IgG CVpin: The print head that is used for spotting the proteins consists of 16 pins, each of which transfers a slightly different amount of protein. This CV is the mean of the 16 pin specific CVs.
meanChip intAbs: This is the mean of the absolute intensities of all proteins on the chip without control spots.
meanChip intNorm: This is the mean of the normalized intensities of all proteins on the chip without control spots.
meanChip backAbs: This is the mean of the absolute background intensities of all spots on the chip.
IgG goodFrac: Fraction of the 64 copies of IgGs that are used for normalization which are flagged as good. A spot is flagged good if it fulfills certain criteria regarding signal to noise ratio, circularity, saturation, etc.

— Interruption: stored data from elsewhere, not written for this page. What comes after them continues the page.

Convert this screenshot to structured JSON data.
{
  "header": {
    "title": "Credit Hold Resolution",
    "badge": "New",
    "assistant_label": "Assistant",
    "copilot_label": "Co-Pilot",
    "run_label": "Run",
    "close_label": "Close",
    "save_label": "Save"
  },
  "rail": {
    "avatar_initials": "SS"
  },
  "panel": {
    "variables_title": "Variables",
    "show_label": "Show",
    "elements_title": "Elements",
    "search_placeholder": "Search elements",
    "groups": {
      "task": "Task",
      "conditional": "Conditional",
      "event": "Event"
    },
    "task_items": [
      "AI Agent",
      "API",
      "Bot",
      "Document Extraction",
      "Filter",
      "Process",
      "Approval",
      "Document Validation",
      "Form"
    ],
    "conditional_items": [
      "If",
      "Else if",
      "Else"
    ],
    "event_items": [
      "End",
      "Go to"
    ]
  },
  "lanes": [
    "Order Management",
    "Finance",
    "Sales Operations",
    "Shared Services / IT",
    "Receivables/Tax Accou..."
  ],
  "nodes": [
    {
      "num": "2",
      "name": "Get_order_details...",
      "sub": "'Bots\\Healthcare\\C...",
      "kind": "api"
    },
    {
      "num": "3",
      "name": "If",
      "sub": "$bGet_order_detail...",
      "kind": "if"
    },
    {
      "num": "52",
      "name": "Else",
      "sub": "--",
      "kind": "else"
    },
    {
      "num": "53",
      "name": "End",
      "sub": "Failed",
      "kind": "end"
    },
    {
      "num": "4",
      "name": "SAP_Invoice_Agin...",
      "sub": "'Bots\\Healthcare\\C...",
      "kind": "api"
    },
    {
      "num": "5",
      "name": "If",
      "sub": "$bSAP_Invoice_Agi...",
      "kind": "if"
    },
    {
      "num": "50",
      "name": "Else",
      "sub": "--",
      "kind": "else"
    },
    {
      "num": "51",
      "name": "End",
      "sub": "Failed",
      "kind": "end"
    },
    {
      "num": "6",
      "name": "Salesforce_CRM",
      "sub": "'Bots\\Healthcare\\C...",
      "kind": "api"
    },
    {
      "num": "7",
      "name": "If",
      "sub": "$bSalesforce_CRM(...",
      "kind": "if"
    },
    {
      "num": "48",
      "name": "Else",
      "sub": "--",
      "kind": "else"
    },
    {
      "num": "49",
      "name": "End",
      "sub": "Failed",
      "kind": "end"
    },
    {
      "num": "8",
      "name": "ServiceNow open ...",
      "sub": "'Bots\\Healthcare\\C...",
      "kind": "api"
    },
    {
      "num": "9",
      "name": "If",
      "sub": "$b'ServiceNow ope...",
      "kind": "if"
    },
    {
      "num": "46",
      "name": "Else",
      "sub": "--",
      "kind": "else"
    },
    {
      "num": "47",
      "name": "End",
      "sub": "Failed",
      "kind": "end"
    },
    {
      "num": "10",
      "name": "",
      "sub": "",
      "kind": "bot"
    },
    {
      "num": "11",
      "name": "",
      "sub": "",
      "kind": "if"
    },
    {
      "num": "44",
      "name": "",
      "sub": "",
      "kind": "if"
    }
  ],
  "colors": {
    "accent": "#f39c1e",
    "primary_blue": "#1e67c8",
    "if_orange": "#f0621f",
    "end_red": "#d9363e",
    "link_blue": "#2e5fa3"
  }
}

goodFrac: Fraction of all spots on the chip without normalization spots that are flagged as good. Since it is expected that antibodies react with only a small number of spotted proteins, it is normal that this number is smaller than the fraction of good flagged IgGs.
mergeGPR
This is a utility program that merges all GenePix result files of a classification study and generates a large data file suitable as input for the classification software DTREG (see below). mergeGPR also combines spot replicates (duplicates or quadruplicates depending on chip type) and performs normalization.
DTREG
This commercial software (www.dtreg.com) is used for the actual classification process via support vector machines. The software performs cross validation to avoid over fitting, can handle missing values and generates various diagrams and performance measures of the classification result. In addition to sensitivity and specificity it also calculates receiver operator curves (ROC) as shown in the next figure.
selectFeatures
This program has been developed by Protagen to provide a ranking of the proteins that are spotted on a microarray according to their ability as biomarkers to differentiate between sera from healthy and non-healthy individuals. The program works on the same input data as DTREG and performs a single marker ranking using a Mann-Whitney test. This test is a non-parametric equivalent to a t-test but does not rely on normal distributed data and is also more robust against outliers. To take care of the problem of multiple testing selectFeatures also calculates corrections for the p-values. As a very conservative approach a Bonferroni correction is performed and as less restrictive alternative the false discovery rate (FDR) according to Benjamini & Hochberg is calculated.